И снова замолчала, и слова эти как-то выпали из беседы, не пристроить было к ним никакого разговора, так одиноко и остались они в памяти…
А когда шли на вокзал, впереди, в толпе прохожих, промелькнул паренек в солдатской форме, и Любовь Васильевна вздрогнула. Потом поняла, что мы это заметили, и пояснила:
– Каждый раз, когда молодых ребят в форме вижу, кажется, первое мгновение, что это Женя…
Так вот и пристроилось к той одинокой фразе продолжение…
Сейчас Любовь Васильевна работает сторожем, перешла в сторожа, поскольку эта работа дает возможность накопить дней для поездок…

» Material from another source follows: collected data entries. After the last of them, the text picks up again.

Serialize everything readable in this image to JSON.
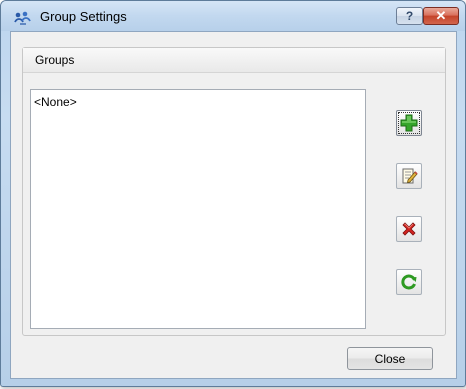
{
  "window": {
    "title": "Group Settings",
    "help_label": "?",
    "close_glyph": "✕"
  },
  "groups_panel": {
    "title": "Groups",
    "items": [
      "<None>"
    ]
  },
  "tools": [
    {
      "name": "add",
      "icon": "plus-icon"
    },
    {
      "name": "edit",
      "icon": "edit-note-icon"
    },
    {
      "name": "delete",
      "icon": "red-x-icon"
    },
    {
      "name": "refresh",
      "icon": "refresh-icon"
    }
  ],
  "footer": {
    "close_label": "Close"
  },
  "colors": {
    "titlebar": "#c2d8ef",
    "close_button": "#c4432a",
    "plus_green": "#2e9a22",
    "delete_red": "#c61b1b"
  }
}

Как-то так получилось, что поездки эти стали ее основным занятием.
Неделями, день за днем, собирает Любовь Васильевна подарки для ребят, воюющих в Чечне, а потом везет их на далекие пограничные заставы…
«Я возвращаюсь никакая… Сборы эти… Особенно в последние дни нервотрепка… Потом погрузка. Самолет три часа… А дальше в вертолет все перегружаешь. Летишь в горы.
А эти ужасные горы. Высоко… Ущелья без дна…
Потом прилетаешь на заставу. И дальше, то ли это будет “КАМАЗ”, то ли бэтээр, то ли танк через перевал… Но все это проходит, когда я вижу, как радуются солдаты, как они рады мне. Я чувствую себя моложе рядом с ними…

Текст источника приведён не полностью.